Sunday, October 23, 2011

Giving It The Old One Two: Rift

 
I'm still playing Rift most days but Mrs Bhagpuss has largely returned to her full-time job building houses in EQ2. I woke up one morning last week to find her still in front of the computer, having pulled an all-nighter doing a loft conversion on a Halas two-room. When I told her it was seven in the morning, the sun was coming up and I was off to work she said "Oh I thought it was only about three", as though staying up 'til "only" three in the morning decorating an imaginary house would in some way be recognized as normal behavior in an umpty-ump year-old mother of three grown children.

She still has an active Rift account however, and last weekend she managed to pull herself away from the workbench and forge for long enough to run through two Chronicles with me. The Chronicles are the new dungeons that arrived with patch 1.5. They are apparently tuned to be duoed by fresh level 50s or soloed by well-geared level 50s. Or something. I found that part a bit wooly.

There are three Chronicles. The first, "Meridian/Sanctum (delete as applicable): Ceremony of Attunement"  offers a solo instance of your capital city where your character is feted by the great and good of Telara for service to the nation.

Pig and cake. Breakfast of Champions.

It's an award ceremony so toe-curlingly embarrassing that the sudden appearance of arch-villain Kain and his Death plane cronies comes as a welcome relief.

Kain! I thought you'd never get here!
I'd already done that one on all my max level characters but I wanted to do the other two as a duo. While Mrs Bhagpuss was planing away over in Norrath I ran my Guardian through "Greenscale's Blight: The Fallen Prince" just to get a feel for the difficulty. I was using my usual Pyro/Ele soloing build, which has a mighty tank pet that I can chain heal literally until the heat-death of the universe. It also has massive single target and AE DPS.
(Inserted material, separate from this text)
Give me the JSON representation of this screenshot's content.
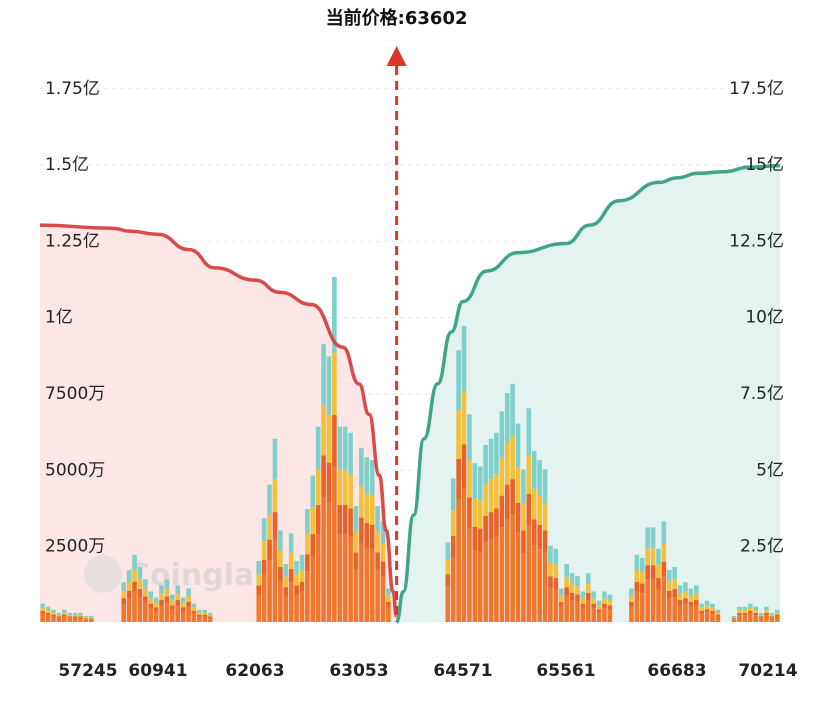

Dressed mostly in crafted purple gear, the only thing that gave me any real trouble until the third named was my own sadly atrophied pulling skills, which had me running back from the altar quite a few times. If I'd had any self-healing I probably wouldn't have died, but that build has none.

The third boss was an extremely close fight. I actually killed her and one of her werewolf pals, but lack of self-healing defeated me when second werewolf was almost down. When I returned from my ghostwalk the whole encounter had respawned at full health so I called it a day for soloing. 

Mrs Bhagpuss then joined me over on the Defiant side. I was in my Pyro/Chloro build and she used her Necro/Warlock. Skeleton tanked. We did "Hammerknell: Runes of Corruption" first and it was fun. Those characters aren't quite as well geared as my Guardian and I thought the difficulty level was about right.

I can see right up your nose from here.

We cleared everything, killed the nameds, oohed and aahed at the dwarven workmanship, felt our teeth rattle in our heads whenever The Faceless Man spoke. The boss fights were straightforward with an absolute minimum of stupid dance moves, thank heaven. Loot was clearly aimed at fresh 50s. Nothing dropped that was an upgrade.

Triple somersault without a net!
The whole thing took about 45 minutes or so and we both felt ready for a second course so we moved on to Greenscale. With the exception of the same named that I stalled on solo, who was still a bit of a handful even with two of us, I didn't find Greenscale that much harder than Hammerknell. There was a bit of hopping about when the Prince used one of those annoying circle-on-the-ground things that I hate but nothing very taxing. Greenscale himself was a pushover.

The best thing about the Greenscale Chronicle was the interchanges between the various NPCs, some of which had me laughing out loud. The voice acting was excellent. Whoever did The Prince would be right at home in the cast of any 1970s British sitcom. It was well worth doing Greenscale just to hear him.

I do think these solo/duo instances are a good idea. They are hardly innovative, of course. EQ2 has had them for many years. I hope that Trion add a few at lower levels too, but I doubt they will since they seem to be determined to build a whole new game at 50 on top of the one they already have. Still, gift horse, mouth and all that. Looking forward to more, even if they are all stuffed up against the level cap.